Can you actually let me know what does work?

Thanks for reading.

@davidtodd1972 thank you for sharing this feedback - I will circle back with the team regarding the “You are not authorized” error on the odata/tenants endpoint when utilizing the client credentials flow.

Regarding your question about the ability to select a tenant, for 21.4 on-prem you only can only register an external application that is associated with a single orchestrator tenant. As such you cannot access multiple tenants with a single application registration on-prem.

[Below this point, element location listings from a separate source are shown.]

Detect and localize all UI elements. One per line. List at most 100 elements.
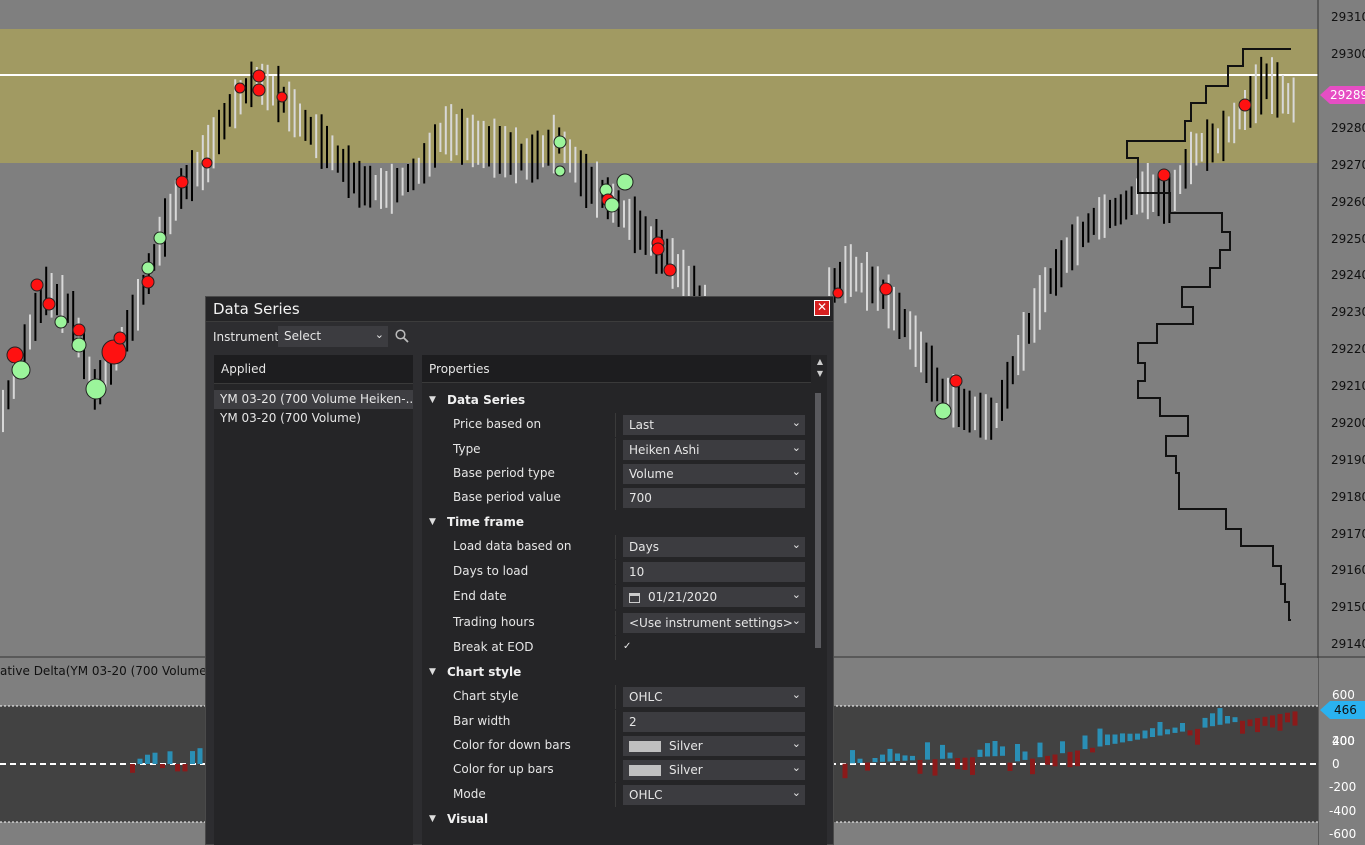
scrollbar-thumb[interactable] — [815, 393, 821, 648]
category-chart-style[interactable]: ▼ Chart style — [422, 661, 815, 683]
delta-bar — [1127, 733, 1133, 742]
buy-dot — [141, 261, 155, 275]
collapse-arrow-icon[interactable]: ▼ — [429, 661, 436, 683]
scroll-down-icon[interactable]: ▼ — [815, 369, 825, 379]
price-tick: 29230 — [1331, 305, 1365, 319]
delta-bar — [947, 752, 953, 759]
delta-bar — [1157, 722, 1163, 736]
collapse-arrow-icon[interactable]: ▼ — [429, 808, 436, 830]
prop-trading-hours: Trading hours <Use instrument settings> ⌄ — [422, 611, 815, 635]
sell-dot — [175, 175, 189, 189]
supply-zone — [0, 29, 1318, 163]
prop-bar-width: Bar width 2 — [422, 710, 815, 734]
collapse-arrow-icon[interactable]: ▼ — [429, 511, 436, 533]
bar-width-input[interactable]: 2 — [623, 712, 805, 732]
scroll-up-icon[interactable]: ▲ — [815, 357, 825, 367]
prop-base-period-value: Base period value 700 — [422, 486, 815, 510]
applied-list[interactable]: Applied YM 03-20 (700 Volume Heiken-... … — [214, 355, 413, 845]
delta-bar — [1030, 758, 1035, 775]
delta-bar — [925, 742, 930, 760]
delta-bar — [1075, 750, 1080, 767]
delta-bar — [1022, 751, 1028, 760]
color-down-select[interactable]: Silver ⌄ — [623, 736, 805, 756]
delta-tick: -400 — [1329, 804, 1357, 818]
sell-dot — [651, 242, 665, 256]
delta-bar — [1165, 729, 1170, 735]
delta-bar — [1142, 730, 1148, 739]
delta-bar — [130, 764, 135, 773]
sell-dot — [141, 275, 155, 289]
delta-bar — [842, 763, 848, 779]
chevron-down-icon: ⌄ — [791, 688, 801, 701]
price-tick: 29270 — [1331, 158, 1365, 172]
end-date-picker[interactable]: 01/21/2020 ⌄ — [623, 587, 805, 607]
price-tick: 29260 — [1331, 195, 1365, 209]
delta-bar — [1202, 717, 1208, 728]
dialog-title: Data Series — [213, 300, 300, 318]
chevron-down-icon: ⌄ — [791, 416, 801, 429]
delta-bar — [1217, 708, 1223, 725]
category-visual[interactable]: ▼ Visual — [422, 808, 815, 830]
delta-bar — [932, 759, 938, 776]
applied-item[interactable]: YM 03-20 (700 Volume Heiken-... — [214, 390, 413, 409]
base-period-value-input[interactable]: 700 — [623, 488, 805, 508]
properties-grid[interactable]: Properties ▲ ▼ ▼ Data Series Price based … — [422, 355, 827, 845]
close-icon[interactable]: ✕ — [814, 300, 830, 316]
sell-dot — [1238, 98, 1252, 112]
price-tick: 29140 — [1331, 637, 1365, 651]
prop-base-period-type: Base period type Volume ⌄ — [422, 462, 815, 486]
search-icon[interactable] — [395, 329, 409, 343]
prop-color-down: Color for down bars Silver ⌄ — [422, 734, 815, 758]
price-based-on-select[interactable]: Last ⌄ — [623, 415, 805, 435]
delta-bar — [887, 748, 893, 762]
delta-bar — [1007, 762, 1013, 771]
data-series-dialog[interactable]: Data Series ✕ Instrument Select ⌄ Applie… — [205, 296, 834, 845]
sell-dot — [276, 91, 288, 103]
price-tick: 29300 — [1331, 47, 1365, 61]
trading-hours-select[interactable]: <Use instrument settings> ⌄ — [623, 613, 805, 633]
category-data-series[interactable]: ▼ Data Series — [422, 389, 815, 411]
chevron-down-icon: ⌄ — [791, 761, 801, 774]
color-swatch — [629, 741, 661, 752]
sell-dot — [252, 83, 266, 97]
type-select[interactable]: Heiken Ashi ⌄ — [623, 440, 805, 460]
delta-bar — [137, 758, 143, 764]
days-to-load-input[interactable]: 10 — [623, 562, 805, 582]
chart-style-select[interactable]: OHLC ⌄ — [623, 687, 805, 707]
load-data-select[interactable]: Days ⌄ — [623, 537, 805, 557]
prop-color-up: Color for up bars Silver ⌄ — [422, 758, 815, 782]
delta-bar — [152, 752, 158, 764]
properties-header: Properties — [422, 355, 811, 383]
buy-dot — [553, 135, 567, 149]
buy-dot — [554, 165, 566, 177]
delta-bar — [1090, 747, 1095, 753]
prop-days-to-load: Days to load 10 — [422, 560, 815, 584]
buy-dot — [71, 337, 87, 353]
base-period-type-select[interactable]: Volume ⌄ — [623, 464, 805, 484]
price-tick: 29170 — [1331, 527, 1365, 541]
break-at-eod-checkbox[interactable]: ✓ — [623, 641, 635, 653]
delta-tick: -600 — [1329, 827, 1357, 841]
delta-bar — [1292, 711, 1298, 726]
collapse-arrow-icon[interactable]: ▼ — [429, 389, 436, 411]
buy-dot — [616, 173, 634, 191]
applied-item[interactable]: YM 03-20 (700 Volume) — [214, 409, 413, 428]
mode-select[interactable]: OHLC ⌄ — [623, 785, 805, 805]
chevron-down-icon: ⌄ — [374, 328, 384, 341]
price-tick: 29250 — [1331, 232, 1365, 246]
buy-dot — [11, 360, 31, 380]
delta-bar — [1060, 741, 1065, 754]
instrument-select[interactable]: Select ⌄ — [278, 326, 388, 347]
color-up-select[interactable]: Silver ⌄ — [623, 760, 805, 780]
category-time-frame[interactable]: ▼ Time frame — [422, 511, 815, 533]
dialog-titlebar[interactable]: Data Series ✕ — [206, 297, 833, 322]
chevron-down-icon: ⌄ — [791, 441, 801, 454]
delta-tick: 600 — [1332, 688, 1355, 702]
delta-bar — [970, 757, 975, 775]
buy-dot — [153, 231, 167, 245]
delta-bar — [1052, 754, 1058, 767]
delta-bar — [1180, 723, 1185, 732]
delta-bar — [1045, 755, 1050, 765]
delta-bar — [190, 751, 195, 764]
prop-load-data-based-on: Load data based on Days ⌄ — [422, 535, 815, 559]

You may have noticed in the external application app registration flow there is a tenant picker control, and that will allow you to configure external applications for other tenants.

1 Like

Thank you for the reply Zawad.
You are correct and i do feel the fool.
Every OData connection is tied to a tenant.
Case closed

Since you are quite knowledgeable, do you know if start a job with specific user still works?

I send out

https://uipath/odata/Folders?$filter=FullyQualifiedName eq ‘DEV’ & $select=Id

I receive

@odata.count”: 1,
“Id”: 2

So clearly I have found 1 folder and its ID is 2.

I send out

https://uipath/odata/Releases?$filter=Name eq ‘DaveTest1’ & $select=Key

I receive

@odata.count”: 1,
“Key”: “XXX”

So clearly I have found 1 process and its Key is XXX.

I send out

https://uipath/odata/Users?$filter=UserName eq ‘YYY’ & $select=Id

I receive

@odata.count”: 1,
“Id”: 50

So clearly I have found 1 user and its ID is 50.

I send out

https://uipath/odata/Jobs/UiPath.Server.Configuration.OData.StartJobs

Header
{
“Authorization”: “Bearer ABC”,
“Content-Type”: “application/json”,
“X-UIPATH-OrganizationUnitId”: “2”
}

Body
{
“startInfo”: {
“ReleaseKey”: “XXX”,
“RobotIds”: [50],
“Strategy”: “Specific”
}
}

I receive

Status Code 409
{
“message”: “Couldn’t find the specified unattended user/robot in the current folder.\r\nclientRequestId: f0809de2-259c-427b-a413-3305b7c49618”,
“errorCode”: 1671,
“resourceIds”: null
}

I know that user 50 is added to folder 2, I have checked this many times, and this user does run the process when I do not specify user.

So,

  • Am I doing something glaringly wrong?
  • Is Specify User not working in 21.04 On Prem Orchestrator?

This topic was automatically closed 3 days after the last reply. New replies are no longer allowed.